Tuesday, March 17, 2009

30 Years and many paper cuts later...

So the compact disc recently celebrated 30 years! I still remember the very first time I heard and saw a CD। Flashback to one of the early Record Conferences in Toronto. The Record Conference, as it was known then, was a gathering of all the movers and shakers from the Radio and Recording industry. It’s now called Canadian Music Week, which just wrapped up for ‘09 here in the city, with excellent attendance numbers by the way. Back in the day, they did a panel on the new audio format called the compact disc. Rather than only boost the new format’s musical fidelity, which true audiophiles have derided for years, (saying things like “an acoustic piano on CD doesn’t sound at all like a piano on vinyl”), I can vividly remember that the focus seemed to be the disc’s indestructibility as a key selling point. The presenter doing the unveiling of this strange but miniature ‘silvery record’ stubbed -out a cigarette on it’s face, poured sand all over it, also coffee, threw it to the ground and then like magic, he popped it in the CD deck and it played without any glitches or skips. Anyone who’s ever owned a CD, knows that demonstration may well have been the very last time a CD never skipped.

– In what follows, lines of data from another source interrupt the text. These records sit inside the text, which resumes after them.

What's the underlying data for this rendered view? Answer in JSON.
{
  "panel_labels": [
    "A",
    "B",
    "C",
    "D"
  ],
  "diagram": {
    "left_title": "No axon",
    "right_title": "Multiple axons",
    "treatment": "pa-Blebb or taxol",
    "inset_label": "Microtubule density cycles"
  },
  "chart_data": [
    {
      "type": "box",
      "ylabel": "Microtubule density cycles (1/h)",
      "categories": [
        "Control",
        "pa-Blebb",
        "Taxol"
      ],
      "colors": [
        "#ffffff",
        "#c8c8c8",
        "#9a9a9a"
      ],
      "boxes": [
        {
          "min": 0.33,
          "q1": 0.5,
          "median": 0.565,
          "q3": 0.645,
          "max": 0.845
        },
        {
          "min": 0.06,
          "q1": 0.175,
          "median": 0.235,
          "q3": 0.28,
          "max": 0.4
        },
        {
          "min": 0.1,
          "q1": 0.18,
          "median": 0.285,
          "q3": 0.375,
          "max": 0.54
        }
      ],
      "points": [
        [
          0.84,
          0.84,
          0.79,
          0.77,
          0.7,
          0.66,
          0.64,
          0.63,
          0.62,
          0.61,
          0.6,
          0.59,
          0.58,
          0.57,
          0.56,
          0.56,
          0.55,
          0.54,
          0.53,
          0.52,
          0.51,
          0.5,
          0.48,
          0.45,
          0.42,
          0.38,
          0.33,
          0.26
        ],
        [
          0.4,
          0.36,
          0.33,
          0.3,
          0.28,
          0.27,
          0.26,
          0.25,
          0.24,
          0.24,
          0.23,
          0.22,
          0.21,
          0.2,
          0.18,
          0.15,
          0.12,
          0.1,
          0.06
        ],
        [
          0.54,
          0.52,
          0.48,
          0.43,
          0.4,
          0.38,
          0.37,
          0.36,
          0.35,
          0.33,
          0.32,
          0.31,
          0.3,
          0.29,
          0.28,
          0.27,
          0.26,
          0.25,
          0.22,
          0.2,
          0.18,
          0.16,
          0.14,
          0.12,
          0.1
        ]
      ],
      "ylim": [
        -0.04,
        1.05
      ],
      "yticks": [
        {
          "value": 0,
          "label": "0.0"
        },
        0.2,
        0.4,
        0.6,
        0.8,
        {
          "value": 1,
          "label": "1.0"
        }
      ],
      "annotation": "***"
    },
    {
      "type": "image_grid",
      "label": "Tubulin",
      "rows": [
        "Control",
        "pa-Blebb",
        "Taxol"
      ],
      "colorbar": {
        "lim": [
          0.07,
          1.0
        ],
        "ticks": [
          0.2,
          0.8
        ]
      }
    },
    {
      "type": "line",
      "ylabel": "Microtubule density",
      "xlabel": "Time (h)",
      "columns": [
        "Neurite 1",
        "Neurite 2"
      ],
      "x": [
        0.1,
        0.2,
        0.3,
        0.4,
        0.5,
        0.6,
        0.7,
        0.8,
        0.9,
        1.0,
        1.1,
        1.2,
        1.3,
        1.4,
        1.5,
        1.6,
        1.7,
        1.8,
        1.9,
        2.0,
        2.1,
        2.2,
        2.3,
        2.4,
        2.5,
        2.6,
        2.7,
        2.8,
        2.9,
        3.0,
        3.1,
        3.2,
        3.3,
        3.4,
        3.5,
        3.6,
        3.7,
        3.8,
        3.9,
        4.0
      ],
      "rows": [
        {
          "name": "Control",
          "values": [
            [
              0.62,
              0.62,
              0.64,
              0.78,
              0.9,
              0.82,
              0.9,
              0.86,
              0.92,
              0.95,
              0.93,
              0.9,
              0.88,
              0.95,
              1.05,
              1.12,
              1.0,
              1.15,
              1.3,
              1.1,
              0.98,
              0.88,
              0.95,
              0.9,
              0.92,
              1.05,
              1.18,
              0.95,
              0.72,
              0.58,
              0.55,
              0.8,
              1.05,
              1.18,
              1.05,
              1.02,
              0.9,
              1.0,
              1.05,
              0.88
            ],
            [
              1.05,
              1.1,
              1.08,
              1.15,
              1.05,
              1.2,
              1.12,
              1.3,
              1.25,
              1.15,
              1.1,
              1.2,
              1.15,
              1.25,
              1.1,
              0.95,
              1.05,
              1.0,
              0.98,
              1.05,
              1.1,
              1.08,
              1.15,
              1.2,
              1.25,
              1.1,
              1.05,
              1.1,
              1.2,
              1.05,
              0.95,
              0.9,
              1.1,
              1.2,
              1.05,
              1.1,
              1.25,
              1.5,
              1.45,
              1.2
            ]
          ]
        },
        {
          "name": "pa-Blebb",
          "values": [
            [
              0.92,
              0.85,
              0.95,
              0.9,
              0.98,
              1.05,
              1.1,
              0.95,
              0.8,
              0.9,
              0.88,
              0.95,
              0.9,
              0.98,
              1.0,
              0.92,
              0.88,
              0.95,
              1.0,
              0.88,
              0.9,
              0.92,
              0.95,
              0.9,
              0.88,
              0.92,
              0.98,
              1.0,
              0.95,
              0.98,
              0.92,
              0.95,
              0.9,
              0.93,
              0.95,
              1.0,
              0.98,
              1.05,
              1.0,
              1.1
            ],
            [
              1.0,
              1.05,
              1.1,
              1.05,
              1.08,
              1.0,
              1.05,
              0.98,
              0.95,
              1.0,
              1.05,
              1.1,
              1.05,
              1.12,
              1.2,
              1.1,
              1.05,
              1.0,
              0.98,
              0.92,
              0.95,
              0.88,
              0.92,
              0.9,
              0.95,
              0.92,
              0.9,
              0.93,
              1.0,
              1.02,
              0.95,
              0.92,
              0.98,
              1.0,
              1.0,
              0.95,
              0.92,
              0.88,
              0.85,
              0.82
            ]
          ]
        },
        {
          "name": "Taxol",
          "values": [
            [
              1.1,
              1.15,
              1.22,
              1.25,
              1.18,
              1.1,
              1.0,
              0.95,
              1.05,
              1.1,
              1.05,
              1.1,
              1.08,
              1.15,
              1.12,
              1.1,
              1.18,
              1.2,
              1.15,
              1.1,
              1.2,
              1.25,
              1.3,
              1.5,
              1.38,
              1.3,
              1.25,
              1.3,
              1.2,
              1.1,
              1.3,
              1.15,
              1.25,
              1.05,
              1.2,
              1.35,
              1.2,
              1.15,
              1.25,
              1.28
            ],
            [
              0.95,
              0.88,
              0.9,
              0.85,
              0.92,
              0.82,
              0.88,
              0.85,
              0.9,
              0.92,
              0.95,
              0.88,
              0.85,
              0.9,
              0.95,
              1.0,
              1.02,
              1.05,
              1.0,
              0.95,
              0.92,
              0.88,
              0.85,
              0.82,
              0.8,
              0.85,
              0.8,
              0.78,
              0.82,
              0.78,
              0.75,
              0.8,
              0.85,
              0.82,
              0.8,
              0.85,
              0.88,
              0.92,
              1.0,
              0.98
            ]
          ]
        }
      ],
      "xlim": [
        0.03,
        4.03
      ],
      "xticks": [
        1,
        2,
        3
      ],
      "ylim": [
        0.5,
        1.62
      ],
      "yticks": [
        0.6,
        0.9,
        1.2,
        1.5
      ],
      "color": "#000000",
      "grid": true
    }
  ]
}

Happy Birthday my shiny round friend! But here’s the thing….Um…It’s not that I don’t like you on a personal level, but while touting your 30th, it’s a little difficult to really celebrate because looking back, you let me down. Allow me to explain. For starters those graphic designers tried so hard to make your inner sleeve and liner notes something special, but CD, you never matched the vinyl album’s layout capabilities. And my eyes are still out of focus from trying to read microscopic liner notes without the aid of a magnifying glass. Sure…eventually you offered fold out designs and even 3 layered thingies, but it doesn’t even come close to the tactile sensation of holding a proper LP in your hands. For the uninformed, that’s not ‘text –speak’ for Laugh n’ Play; LP means long player. LOL. And one of your biggest sins CD, was what I call the ‘wacky fold’ design। Leaves of glossy paper that have to go back in the case just so, or the cover won’t close at all. Paper cut anyone?Jeeezus, I didn’t know I needed a degree from Origami University to play a friggin’ piece of music!

And there’s more about you CD that I still can’t get right. When vinyl was it, your favourite side of the album just never seemed complete without hearing the stylus go round and round picking up nothing but hiss on what’s been called the ‘lock-groove’. Vinyl afficionados will remember this as the silent loop at the end of the last track on a side, designed to stop the needle and tone-arm from skating all over the label itself. There could be music fans out there, brought up only on CD’s, who've never experienced the sound of a side done.

And what about those mysterious etchings on the very center of the album? Runout groove etchings were the coolest thing ever. Kinda like finding an easter egg on a DVD or video game today, these etchings gave you pause to think ‘is this a mini message from the Artist himself?’...‘Whats that mean?’… 'Who wrote that?’… 'Why’s it written there?’

It’s no surprise that throughout the CD’s reign, many artists put out vinyl versions of their work. Some still do. On the smooth end, Van Morrison has put out vinyl and on the rockier side of things so has Motley Crue. There’s many other artists on vinyl of course and they’re apparently as popular as snowshovels in Winnipeg. In fact, in 2008 1.88 million vinyl albums were purchased, more than in any other year in the history of Nielsen SoundScan, which began tracking LP sales in 1991.

Happy Birthday CD, save me some cake. And now that the MP3 has taken over, I wonder if there’s similar nostalgia and fondness for the wayward CD?
Now if I could just get these fold-up liner notes back in the damn case. "Ouch...paper cut".